L’un des leviers les plus dynamiques reste la micro-assurance, pensée pour les travailleurs du secteur informel et les ménages à revenus modestes. Grâce aux outils numériques, les compagnies étendent désormais leur présence au-delà des grands centres urbains et ciblent les zones rurales, longtemps tenues à l’écart des circuits traditionnels. Les produits liés à l’agriculture illustrent cette transformation.

Les couvertures dédiées aux récoltes et au bétail progressent rapidement, aidées par les technologies mobiles qui facilitent l’adhésion, la collecte des primes et l’indemnisation. Ce mouvement accompagne aussi la croissance démographique du continent, qui stimule la demande de solutions de protection pour les familles, les entrepreneurs et les petites entreprises. À cela s’ajoute une évolution des mentalités. La progression de l’alphabétisation et les campagnes de sensibilisation améliorent la compréhension des bénéfices de l’assurance, réduisant peu à peu le scepticisme historique qui entourait ce secteur.

Autre catalyseur majeur : la montée des risques climatiques. Inondations, sécheresses prolongées et cyclones plus fréquents obligent les assureurs à revoir leurs modèles. Pour répondre à cette nouvelle donne, plusieurs acteurs misent sur des produits paramétriques, où les indemnisations sont déclenchées automatiquement dès qu’un seuil prédéfini est atteint. Ce type d’approche permet d’accélérer fortement les paiements et d’éviter les procédures longues d’évaluation des dommages.

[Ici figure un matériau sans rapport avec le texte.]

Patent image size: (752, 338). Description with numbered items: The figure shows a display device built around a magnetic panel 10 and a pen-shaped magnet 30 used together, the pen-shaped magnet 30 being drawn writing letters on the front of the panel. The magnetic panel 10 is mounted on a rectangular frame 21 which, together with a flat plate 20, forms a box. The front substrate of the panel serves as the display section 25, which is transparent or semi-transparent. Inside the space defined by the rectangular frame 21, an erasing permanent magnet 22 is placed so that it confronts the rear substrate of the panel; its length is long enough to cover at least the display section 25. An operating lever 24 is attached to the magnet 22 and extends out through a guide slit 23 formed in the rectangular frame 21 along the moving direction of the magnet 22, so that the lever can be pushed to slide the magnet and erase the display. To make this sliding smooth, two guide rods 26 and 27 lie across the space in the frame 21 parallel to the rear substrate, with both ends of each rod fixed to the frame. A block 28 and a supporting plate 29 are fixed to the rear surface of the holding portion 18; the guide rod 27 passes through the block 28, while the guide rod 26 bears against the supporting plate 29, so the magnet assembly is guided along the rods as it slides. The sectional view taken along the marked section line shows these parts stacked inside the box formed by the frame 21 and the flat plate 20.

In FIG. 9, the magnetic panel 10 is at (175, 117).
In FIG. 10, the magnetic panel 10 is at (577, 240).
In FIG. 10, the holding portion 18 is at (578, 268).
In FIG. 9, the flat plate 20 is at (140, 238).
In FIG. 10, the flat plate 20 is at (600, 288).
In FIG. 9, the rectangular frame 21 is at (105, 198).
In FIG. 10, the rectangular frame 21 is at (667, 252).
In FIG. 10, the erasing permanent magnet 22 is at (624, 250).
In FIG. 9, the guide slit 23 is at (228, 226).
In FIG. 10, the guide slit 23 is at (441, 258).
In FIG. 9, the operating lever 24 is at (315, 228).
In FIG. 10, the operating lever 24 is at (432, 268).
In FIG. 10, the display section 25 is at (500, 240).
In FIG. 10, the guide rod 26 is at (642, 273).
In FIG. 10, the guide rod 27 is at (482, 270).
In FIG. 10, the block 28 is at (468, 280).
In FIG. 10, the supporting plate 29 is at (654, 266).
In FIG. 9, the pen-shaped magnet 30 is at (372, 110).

Dans un continent particulièrement exposé aux aléas climatiques, ces solutions deviennent un outil de résilience économique autant qu’un produit financier.

La révolution la plus spectaculaire se joue toutefois sur le terrain technologique. Les plateformes mobiles, les solutions embarquées dans les services fintech et les partenariats avec les opérateurs télécoms ouvrent l’assurance à des millions de nouveaux clients. Plus de 18 millions de personnes bénéficieraient déjà de couvertures accessibles via le téléphone mobile, avec des parcours d’adhésion simplifiés grâce au paiement digital. Dans plusieurs marchés, des plateformes de micro-assurance couvrent déjà plusieurs millions d’assurés et traitent certains sinistres en seulement quelques heures grâce à l’automatisation. Cette rapidité améliore la confiance des clients et réduit les coûts de distribution, deux facteurs clés pour élargir le marché.

L’intelligence artificielle s’impose comme le prochain grand accélérateur. Détection des fraudes, personnalisation des offres, automatisation des enquêtes et assistance conversationnelle : l’IA transforme toute la chaîne de valeur. Certaines entreprises africaines ont déjà réduit de moitié leurs délais d’investigation, tandis que les chatbots commerciaux dopent sensiblement les ventes de polices. Au fond, l’assurance africaine ressemble de plus en plus à une fusée allumée par trois moteurs : le téléphone, la donnée et la confiance retrouvée. Si cette dynamique se confirme, le secteur pourrait devenir l’un des piliers les plus solides de l’inclusion financière et de la résilience économique du continent d’ici la prochaine décennie.